2010 aurait dû être l’année de l’accès universel aux traitements pour tous les malades du sida, de la tuberculose et du paludisme comme s’y étaient engagés les pays du G8 en 2005.
Pour commencer cette année, le ministre français des affaires étrangères et européennes, Bernard Kouchner, effectuera, à partir d’aujourd’hui, une visite expresse dans cinq des pays les plus touchés par le VIH/sida en Afrique centrale et Afrique de l’ouest : le Rwanda, la République démocratique du Congo, le Congo-Brazzaville, le Burkina Faso et la Côte d’Ivoire.
Nous, associations de lutte contre le sida en France ou dans les pays concernés par cette visite officielle, déplorons l’absence de la thématique du VIH/sida dans le déplacement du ministre.
Situation épidémiologique en République démocratique du Congo
En République démocratique du Congo, les chiffres officiels qui donnent une prévalence de près de 3% sous-estiment la réalité ; les acteurs de terrain quant à eux parlent d’une prévalence que tournerait autour du 10%.
L’épidémie de VIH s’accompagne d’un nombre très grand de cas de tuberculose. La RDC fait d’ailleurs partie de la liste des 22 pays les plus touchés dans le monde par la tuberculose (cette liste comprend près de 90% des cas de tuberculose dans le monde[[Source : Organisation Mondiale de la Santé]]). Elle y tient le dixième rang.
Accès aux traitements en RDC
Parmi les personnes dépistées séropositives au VIH, moins de 10% de celles qui en ont besoin [[c’est-à-dire, selon les critères de l’OMS, celles dont le nombre de CD4 est en dessous de 200 – recommandations contestées car elles contrastent avec les recommandations dans les pays du nord, de l’OMS, de mettre les personnes sous traitement le plus rapidement possible]] ont aujourd’hui accès aux traitements antirétroviraux. Ceux-ci sont fournis à 95% par le Fonds mondial de lutte contre le sida, la tuberculose et le paludisme.
Or, le Fonds mondial traverse depuis 2 ans une crise de financements liée à la non tenue des promesses des pays donateurs d’augmenter leurs contributions pour répondre aux besoins croissants des pays en développement. Ce manque de financement met aujourd’hui en péril de nombreux programmes, de prévention, de dépistage et d’accès aux traitements.
« Après avoir incité à l’accès au dépistage, que faire lorsqu’il n’y a plus de traitements disponibles pour mettre les personnes séropositives sous traitements ? »
Epidémie du VIH et violation des droits humains
Alors que l’avenir de la MONUC [[Mission de l’Organisation des Nations Unies en RD Congo]] est à l’agenda du déplacement de Bernard Kouchner, il est impossible d’ignorer l’impact du conflit au Kivu sur la situation épidémiologique en RDC. En effet, l’explosion de l’épidémie s’est avérée être en grande partie liée aux violences sexuelles faites aux femmes par les groupes armés. Aujourd’hui, selon des études menées localement à l’est du pays, quatre femmes violées sur dix seraient contaminées par le VIH/sida. La prévalence chez les soldats et combattants dans la région des grands lacs s’élèverait à 60%[[Selon le Dr Omba Ka Londa, chercheur en santé publique à l’Université libre de Bruxelles.]].
Que fait la France en soutien aux actions de santé publique en RDC ?
En mars 2009 à Kinshasa, lors de sa tournée éclaire de 48h en Afrique, à l’occasion de laquelle il avait fait la promotion des intérêts économiques de la France sur le continent, le président Sarkozy, n’avait à aucun moment abordé la question du sida.

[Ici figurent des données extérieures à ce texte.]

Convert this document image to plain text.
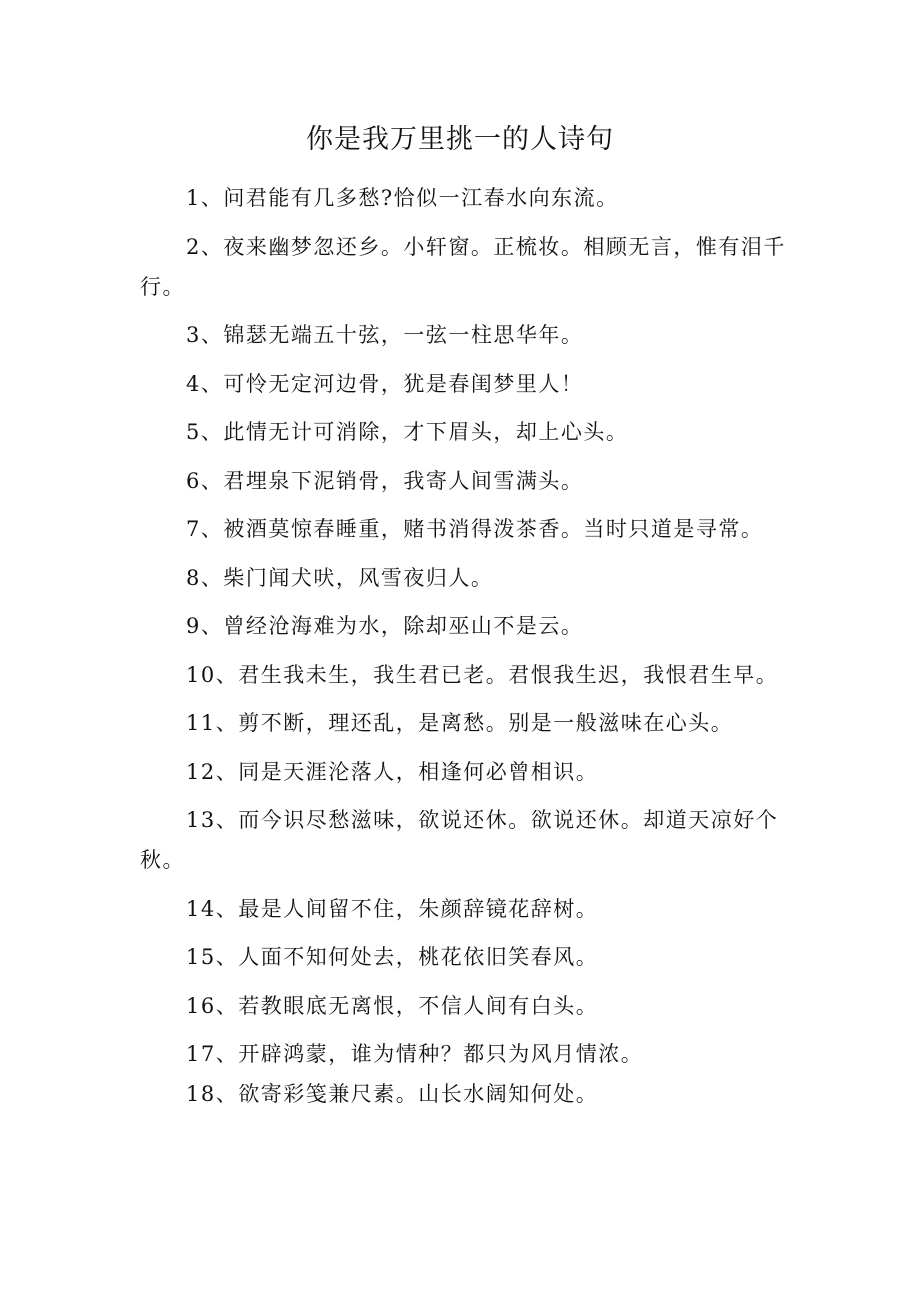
你是我万里挑一的人诗句
1、问君能有几多愁?恰似一江春水向东流。
2、夜来幽梦忽还乡。小轩窗。正梳妆。相顾无言，惟有泪千行。
3、锦瑟无端五十弦，一弦一柱思华年。
4、可怜无定河边骨，犹是春闺梦里人！
5、此情无计可消除，才下眉头，却上心头。
6、君埋泉下泥销骨，我寄人间雪满头。
7、被酒莫惊春睡重，赌书消得泼茶香。当时只道是寻常。
8、柴门闻犬吠，风雪夜归人。
9、曾经沧海难为水，除却巫山不是云。
10、君生我未生，我生君已老。君恨我生迟，我恨君生早。
11、剪不断，理还乱，是离愁。别是一般滋味在心头。
12、同是天涯沦落人，相逢何必曾相识。
13、而今识尽愁滋味，欲说还休。欲说还休。却道天凉好个秋。
14、最是人间留不住，朱颜辞镜花辞树。
15、人面不知何处去，桃花依旧笑春风。
16、若教眼底无离恨，不信人间有白头。
17、开辟鸿蒙，谁为情种？都只为风月情浓。
18、欲寄彩笺兼尺素。山长水阔知何处。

L’absence de cette question à l’agenda politique des relations franco-congolaises reflète la faiblesse de l’engagement de la France en matière de santé publique en RDC (budget général de 20,000$ par an).
Par ailleurs le seul projet qui était mené sur les violences sexuelles par la France s’arrête et ne sera pas renouvelé.
A plusieurs reprises Bernard Kouchner a montré sa préoccupation face à la situation des femmes au Kivu. Le 22 décembre dernier, devant la commission des affaires étrangères de l’Assemblée nationale, il soulignait : « en particulier les femmes font l’objet d’exactions insupportables […] cette situation catastrophique, qui perdure depuis plus de dix ans, est une honte pour le système des Nations unies, que nous représentons tous ».
Nous demandons à Bernard Kouchner qu’à l’occasion de ce déplacement, il rencontre les associations de malades du sida, et profite de ses échanges avec le président Joseph Kabila Kabange pour lui rappeler son engagement de consacrer 1,5% du budget de l’Etat à la lutte contre le sida, et 6,6% à la santé. Pour répondre à cette urgence, les bailleurs internationaux, les coopérations bilatérales, dont la France, et l’Etat congolais doivent tenir leurs engagements et démultiplier leurs efforts.